Issues with a view (VDS) built using queries on an auto expiring/refreshing PDS

  • Our data is comprised of parquest files stored in S3
  • We are refreshing the metadata every 3 hours, and expiring it every 8 hours
  • Running direct queries seem to work as expected, with auto formatting enabled.
  • Parquet files contains schema from different versions (being forward compatible, generaly speaking)

However, we recentaly started working with views (VDS) on top our PDS.
Those seem to break everytime the dataset metadata refreshes, due to schema learning errors:

Error while expanding view...
FAILED, Exception com.dremio.common.exceptions.UserRemoteException: SCHE
MA_CHANGE ERROR: New schema found. Please reattempt the query. Multiple attempts may be necessary to fully learn the schema.

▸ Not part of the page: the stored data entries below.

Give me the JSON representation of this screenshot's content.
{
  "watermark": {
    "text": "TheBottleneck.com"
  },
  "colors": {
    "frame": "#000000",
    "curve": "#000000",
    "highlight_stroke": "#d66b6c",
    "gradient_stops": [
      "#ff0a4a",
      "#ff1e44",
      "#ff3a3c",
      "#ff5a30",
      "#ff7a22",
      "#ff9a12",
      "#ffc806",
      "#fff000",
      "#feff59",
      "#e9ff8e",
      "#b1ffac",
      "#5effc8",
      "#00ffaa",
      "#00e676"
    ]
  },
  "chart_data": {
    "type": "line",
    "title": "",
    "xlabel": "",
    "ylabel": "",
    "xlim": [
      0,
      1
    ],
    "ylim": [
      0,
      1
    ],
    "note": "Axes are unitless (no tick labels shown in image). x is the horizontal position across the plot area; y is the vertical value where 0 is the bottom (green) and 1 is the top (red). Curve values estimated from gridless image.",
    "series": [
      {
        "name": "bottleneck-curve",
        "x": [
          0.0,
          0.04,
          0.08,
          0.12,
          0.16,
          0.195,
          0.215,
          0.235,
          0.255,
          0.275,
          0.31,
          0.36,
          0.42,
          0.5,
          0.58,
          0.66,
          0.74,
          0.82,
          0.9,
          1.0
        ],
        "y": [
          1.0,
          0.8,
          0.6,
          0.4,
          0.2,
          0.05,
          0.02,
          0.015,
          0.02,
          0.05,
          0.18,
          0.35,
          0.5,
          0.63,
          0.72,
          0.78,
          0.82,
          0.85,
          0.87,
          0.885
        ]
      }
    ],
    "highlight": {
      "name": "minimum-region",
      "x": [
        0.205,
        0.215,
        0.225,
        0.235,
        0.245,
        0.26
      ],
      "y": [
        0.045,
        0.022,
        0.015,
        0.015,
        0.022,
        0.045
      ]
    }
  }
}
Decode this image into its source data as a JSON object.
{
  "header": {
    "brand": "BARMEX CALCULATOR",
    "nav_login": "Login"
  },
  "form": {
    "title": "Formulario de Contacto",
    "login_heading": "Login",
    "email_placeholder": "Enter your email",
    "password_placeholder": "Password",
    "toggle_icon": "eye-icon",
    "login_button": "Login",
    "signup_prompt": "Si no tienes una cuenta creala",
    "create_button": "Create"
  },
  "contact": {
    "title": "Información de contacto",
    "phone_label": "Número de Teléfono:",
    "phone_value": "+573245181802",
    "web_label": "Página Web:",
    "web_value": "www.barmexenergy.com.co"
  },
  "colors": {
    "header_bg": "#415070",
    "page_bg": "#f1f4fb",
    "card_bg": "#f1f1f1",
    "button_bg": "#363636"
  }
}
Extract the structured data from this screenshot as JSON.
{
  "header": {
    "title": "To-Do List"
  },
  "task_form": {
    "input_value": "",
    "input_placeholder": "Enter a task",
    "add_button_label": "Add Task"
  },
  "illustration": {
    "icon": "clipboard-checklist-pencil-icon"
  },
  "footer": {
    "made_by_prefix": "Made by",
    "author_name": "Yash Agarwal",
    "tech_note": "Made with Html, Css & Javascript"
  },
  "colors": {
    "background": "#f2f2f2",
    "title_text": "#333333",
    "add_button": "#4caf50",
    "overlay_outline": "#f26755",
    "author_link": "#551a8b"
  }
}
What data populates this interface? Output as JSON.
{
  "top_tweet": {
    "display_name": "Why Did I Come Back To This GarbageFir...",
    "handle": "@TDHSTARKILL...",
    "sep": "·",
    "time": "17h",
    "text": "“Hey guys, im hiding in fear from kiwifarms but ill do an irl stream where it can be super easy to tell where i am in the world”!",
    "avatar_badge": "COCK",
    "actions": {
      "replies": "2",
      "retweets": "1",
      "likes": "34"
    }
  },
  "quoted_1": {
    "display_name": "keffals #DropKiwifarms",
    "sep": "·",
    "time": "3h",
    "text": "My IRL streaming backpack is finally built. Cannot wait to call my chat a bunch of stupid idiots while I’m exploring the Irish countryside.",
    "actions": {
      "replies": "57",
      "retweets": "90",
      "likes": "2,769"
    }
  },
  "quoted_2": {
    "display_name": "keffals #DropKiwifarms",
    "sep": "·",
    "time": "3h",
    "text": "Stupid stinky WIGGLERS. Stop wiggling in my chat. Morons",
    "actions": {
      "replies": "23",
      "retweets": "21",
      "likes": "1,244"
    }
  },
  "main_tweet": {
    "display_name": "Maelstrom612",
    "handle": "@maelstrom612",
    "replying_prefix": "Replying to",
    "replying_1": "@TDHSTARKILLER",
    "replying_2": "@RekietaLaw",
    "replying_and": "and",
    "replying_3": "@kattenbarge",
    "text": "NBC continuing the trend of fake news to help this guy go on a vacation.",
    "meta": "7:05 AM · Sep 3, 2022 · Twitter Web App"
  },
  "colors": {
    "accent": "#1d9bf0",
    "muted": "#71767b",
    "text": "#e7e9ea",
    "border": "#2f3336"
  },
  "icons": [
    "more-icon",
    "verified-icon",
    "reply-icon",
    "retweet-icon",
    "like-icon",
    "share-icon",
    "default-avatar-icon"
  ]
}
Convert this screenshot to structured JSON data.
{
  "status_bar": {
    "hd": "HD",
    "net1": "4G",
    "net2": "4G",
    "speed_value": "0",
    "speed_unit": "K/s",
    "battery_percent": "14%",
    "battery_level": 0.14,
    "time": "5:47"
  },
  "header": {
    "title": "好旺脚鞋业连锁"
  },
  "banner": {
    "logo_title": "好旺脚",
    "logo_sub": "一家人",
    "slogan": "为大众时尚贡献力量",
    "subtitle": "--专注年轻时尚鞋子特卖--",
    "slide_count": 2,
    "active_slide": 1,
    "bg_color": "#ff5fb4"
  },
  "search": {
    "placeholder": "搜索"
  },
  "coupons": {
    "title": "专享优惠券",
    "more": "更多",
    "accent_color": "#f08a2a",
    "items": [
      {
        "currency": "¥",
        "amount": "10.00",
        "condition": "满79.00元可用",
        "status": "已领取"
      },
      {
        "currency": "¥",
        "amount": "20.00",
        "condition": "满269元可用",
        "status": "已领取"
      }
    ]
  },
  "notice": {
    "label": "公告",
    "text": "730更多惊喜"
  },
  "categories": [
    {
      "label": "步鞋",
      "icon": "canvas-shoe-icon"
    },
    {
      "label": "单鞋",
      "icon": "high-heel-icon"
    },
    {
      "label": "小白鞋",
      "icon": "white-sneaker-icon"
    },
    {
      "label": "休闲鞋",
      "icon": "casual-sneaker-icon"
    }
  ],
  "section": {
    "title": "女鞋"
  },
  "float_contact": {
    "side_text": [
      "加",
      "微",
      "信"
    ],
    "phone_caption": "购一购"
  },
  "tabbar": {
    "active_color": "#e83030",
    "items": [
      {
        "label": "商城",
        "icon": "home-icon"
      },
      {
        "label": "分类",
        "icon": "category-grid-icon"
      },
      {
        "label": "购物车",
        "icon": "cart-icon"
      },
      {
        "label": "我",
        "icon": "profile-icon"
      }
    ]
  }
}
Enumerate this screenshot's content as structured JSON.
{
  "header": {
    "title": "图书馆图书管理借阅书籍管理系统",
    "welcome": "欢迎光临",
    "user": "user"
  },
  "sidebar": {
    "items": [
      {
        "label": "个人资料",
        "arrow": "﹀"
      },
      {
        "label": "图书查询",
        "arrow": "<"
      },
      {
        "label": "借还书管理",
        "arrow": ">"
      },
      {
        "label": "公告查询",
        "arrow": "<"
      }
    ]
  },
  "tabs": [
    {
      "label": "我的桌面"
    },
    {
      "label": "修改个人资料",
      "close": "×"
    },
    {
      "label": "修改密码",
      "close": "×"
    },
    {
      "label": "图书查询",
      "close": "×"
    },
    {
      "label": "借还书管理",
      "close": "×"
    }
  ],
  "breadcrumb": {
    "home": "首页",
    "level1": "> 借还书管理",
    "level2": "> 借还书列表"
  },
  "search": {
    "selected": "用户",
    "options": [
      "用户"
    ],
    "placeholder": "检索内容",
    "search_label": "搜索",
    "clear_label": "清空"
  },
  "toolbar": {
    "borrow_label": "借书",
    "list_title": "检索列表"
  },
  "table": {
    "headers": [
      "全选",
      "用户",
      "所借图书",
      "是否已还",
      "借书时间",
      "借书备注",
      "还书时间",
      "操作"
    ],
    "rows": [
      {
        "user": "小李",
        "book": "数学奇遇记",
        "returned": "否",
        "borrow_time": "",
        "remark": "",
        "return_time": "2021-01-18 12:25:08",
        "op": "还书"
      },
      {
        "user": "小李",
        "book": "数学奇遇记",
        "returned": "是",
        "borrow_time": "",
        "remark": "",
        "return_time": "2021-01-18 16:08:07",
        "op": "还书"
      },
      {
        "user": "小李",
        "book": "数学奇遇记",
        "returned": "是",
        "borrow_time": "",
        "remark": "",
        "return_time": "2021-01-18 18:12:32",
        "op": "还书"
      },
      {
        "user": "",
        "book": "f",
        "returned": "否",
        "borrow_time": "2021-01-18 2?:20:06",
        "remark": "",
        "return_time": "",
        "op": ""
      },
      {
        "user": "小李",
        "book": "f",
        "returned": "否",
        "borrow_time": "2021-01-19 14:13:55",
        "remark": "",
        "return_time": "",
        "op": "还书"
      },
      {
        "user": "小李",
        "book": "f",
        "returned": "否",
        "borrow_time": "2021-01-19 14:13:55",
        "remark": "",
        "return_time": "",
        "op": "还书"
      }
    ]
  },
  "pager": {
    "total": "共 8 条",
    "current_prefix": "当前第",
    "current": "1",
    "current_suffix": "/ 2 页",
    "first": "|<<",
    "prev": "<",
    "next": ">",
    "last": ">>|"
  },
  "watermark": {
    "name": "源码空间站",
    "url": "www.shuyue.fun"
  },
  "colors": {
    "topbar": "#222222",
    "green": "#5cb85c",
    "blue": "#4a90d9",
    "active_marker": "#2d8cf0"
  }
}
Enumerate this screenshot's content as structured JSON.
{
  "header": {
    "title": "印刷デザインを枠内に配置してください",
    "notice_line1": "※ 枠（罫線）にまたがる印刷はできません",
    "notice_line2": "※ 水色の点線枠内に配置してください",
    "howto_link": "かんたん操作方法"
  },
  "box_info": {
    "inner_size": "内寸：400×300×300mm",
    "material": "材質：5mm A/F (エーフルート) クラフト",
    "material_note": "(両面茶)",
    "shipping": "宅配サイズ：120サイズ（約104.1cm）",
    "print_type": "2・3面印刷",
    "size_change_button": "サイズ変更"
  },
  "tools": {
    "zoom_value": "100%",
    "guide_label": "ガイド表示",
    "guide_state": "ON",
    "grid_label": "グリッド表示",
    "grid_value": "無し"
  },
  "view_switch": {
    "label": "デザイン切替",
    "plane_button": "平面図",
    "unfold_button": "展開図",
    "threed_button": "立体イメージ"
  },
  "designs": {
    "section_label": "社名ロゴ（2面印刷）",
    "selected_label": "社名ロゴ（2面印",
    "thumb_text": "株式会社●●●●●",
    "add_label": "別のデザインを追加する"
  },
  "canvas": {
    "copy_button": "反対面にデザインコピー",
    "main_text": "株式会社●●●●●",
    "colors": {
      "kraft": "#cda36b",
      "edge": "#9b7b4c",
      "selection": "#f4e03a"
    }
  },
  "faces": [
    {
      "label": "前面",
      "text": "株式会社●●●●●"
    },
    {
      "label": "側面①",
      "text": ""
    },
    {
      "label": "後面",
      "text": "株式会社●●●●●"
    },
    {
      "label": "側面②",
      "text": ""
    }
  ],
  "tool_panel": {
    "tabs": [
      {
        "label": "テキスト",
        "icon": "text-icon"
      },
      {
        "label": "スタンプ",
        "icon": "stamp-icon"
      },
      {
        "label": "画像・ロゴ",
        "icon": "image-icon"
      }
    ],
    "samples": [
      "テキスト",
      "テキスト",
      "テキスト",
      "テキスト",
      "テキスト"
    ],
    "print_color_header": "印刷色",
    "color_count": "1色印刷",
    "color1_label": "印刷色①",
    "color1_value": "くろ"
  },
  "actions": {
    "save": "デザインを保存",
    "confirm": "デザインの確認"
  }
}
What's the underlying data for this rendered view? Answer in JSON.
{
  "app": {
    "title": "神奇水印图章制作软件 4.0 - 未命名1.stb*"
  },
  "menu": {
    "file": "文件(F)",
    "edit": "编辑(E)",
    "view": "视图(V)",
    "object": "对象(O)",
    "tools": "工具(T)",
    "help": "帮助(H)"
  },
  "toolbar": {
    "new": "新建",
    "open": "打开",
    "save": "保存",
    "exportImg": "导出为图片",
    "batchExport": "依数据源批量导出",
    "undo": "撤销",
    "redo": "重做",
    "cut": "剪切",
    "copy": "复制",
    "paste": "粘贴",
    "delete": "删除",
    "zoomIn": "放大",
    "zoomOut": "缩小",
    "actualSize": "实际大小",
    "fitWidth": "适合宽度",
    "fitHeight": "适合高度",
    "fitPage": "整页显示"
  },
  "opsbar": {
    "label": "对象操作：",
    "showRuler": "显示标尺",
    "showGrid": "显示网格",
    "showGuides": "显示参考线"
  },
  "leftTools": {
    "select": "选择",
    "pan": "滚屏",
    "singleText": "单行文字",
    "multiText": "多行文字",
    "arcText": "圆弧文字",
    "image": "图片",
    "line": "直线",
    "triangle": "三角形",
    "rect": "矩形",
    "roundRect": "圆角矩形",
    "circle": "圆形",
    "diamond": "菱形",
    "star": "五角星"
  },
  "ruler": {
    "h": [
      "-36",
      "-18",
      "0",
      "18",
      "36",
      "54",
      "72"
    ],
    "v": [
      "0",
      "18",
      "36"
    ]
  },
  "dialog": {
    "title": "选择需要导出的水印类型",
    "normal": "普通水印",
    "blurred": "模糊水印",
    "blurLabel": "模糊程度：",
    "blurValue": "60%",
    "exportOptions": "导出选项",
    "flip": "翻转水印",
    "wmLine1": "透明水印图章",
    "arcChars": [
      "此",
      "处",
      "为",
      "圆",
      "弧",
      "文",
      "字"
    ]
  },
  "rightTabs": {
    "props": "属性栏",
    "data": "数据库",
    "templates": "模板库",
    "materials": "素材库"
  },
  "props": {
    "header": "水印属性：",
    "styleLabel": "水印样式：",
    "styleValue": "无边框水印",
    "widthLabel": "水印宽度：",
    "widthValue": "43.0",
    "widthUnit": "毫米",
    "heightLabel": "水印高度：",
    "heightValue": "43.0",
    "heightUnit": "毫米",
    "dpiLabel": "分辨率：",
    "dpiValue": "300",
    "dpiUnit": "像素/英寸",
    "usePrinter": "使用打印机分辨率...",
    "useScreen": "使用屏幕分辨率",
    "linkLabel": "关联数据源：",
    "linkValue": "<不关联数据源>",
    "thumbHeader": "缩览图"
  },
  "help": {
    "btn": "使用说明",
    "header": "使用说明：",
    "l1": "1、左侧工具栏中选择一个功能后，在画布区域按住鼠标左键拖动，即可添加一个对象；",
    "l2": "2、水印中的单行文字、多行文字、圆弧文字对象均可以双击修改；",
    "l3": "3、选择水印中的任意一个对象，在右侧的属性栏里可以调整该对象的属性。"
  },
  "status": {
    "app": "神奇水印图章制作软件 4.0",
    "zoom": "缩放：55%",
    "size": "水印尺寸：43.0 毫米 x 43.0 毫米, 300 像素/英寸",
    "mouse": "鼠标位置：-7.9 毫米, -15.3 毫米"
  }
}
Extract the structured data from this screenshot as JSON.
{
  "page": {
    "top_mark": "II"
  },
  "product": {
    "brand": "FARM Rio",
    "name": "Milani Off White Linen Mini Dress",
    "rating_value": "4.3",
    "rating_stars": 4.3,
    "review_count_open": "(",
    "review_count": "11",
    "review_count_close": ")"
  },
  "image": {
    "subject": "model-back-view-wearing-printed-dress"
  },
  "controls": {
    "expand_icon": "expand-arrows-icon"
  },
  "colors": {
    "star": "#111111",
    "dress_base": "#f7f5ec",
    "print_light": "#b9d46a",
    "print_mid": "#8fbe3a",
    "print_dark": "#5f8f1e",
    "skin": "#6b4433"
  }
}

During the refresh, we’re getting a handful of these warnings

[metadata-refresh-modifiable-scheduler-17] WARN  c.d.e.s.p.ParquetFormatDatasetAccessor - Cannot convert parquet schema to dremio schema using parquet-arrow schema converter, fall back to generate schema from first parquet file

Parquet file are created using parquet proto writer.

Any idea why is the schema being properly learned on the first go?

@sheinbergon Do you have heterogenous schema (not schema from different versions)? What version of Dremio is this?